The answer lies in what a cast to base pointer actually does in C++. Consider the following simple example:
struct A { std::uint32_t a; };
struct B { std::uint32_t b; };
struct D : A, B { std::uint32_t d; };
Here D
has two bases, A
and B
. But only one of them can live at the beginning of D
(lets say it is A
), so when you convert the D
to the other one (B
), the value of the pointer needs to change, to point at some point in the middle of D
.
To visualize this, consider how an object of type D
looks like in your memory:
0 1 2 3 4 5 6 7 8 9 A B
[ A::a ][ B::b ][ D::d ]
^ a D* would point here
^ a A* would point here
^ a B* must point here
Whilst D
expects all three of these integers, when thinking of this object as an A
, we only expect the first one, but the pointer is (numerically) the same, we only expect a shorter object.
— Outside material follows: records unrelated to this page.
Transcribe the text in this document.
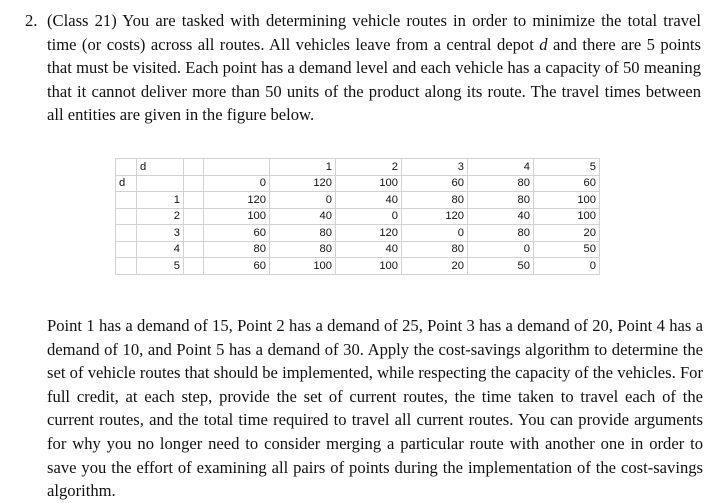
2. (Class 21) You are tasked with determining vehicle routes in order to minimize the total travel time (or costs) across all routes. All vehicles leave from a central depot d and there are 5 points that must be visited. Each point has a demand level and each vehicle has a capacity of 50 meaning that it cannot deliver more than 50 units of the product along its route. The travel times between all entities are given in the figure below.
	d			1	2	3	4	5
d			0	120	100	60	80	60
	1		120	0	40	80	80	100
	2		100	40	0	120	40	100
	3		60	80	120	0	80	20
	4		80	80	40	80	0	50
	5		60	100	100	20	50	0
Point 1 has a demand of 15, Point 2 has a demand of 25, Point 3 has a demand of 20, Point 4 has a demand of 10, and Point 5 has a demand of 30. Apply the cost-savings algorithm to determine the set of vehicle routes that should be implemented, while respecting the capacity of the vehicles. For full credit, at each step, provide the set of current routes, the time taken to travel each of the current routes, and the total time required to travel all current routes. You can provide arguments for why you no longer need to consider merging a particular route with another one in order to save you the effort of examining all pairs of points during the implementation of the cost-savings algorithm.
However, when thinking of it as an B
, we need to point at the one integer in the middle.
When you do that to one pointer, the compiler will take care of this for you by changing the value of the pointer appropriately. However, when you do that to an array of pointers, the compiler would need to emit a loop over all elements of that and correct every single pointer - when in fact it cannot even know where the array ends (since the compiler only sees a pointer to its beginning)!
Therefore C++ disallows this kind of conversion.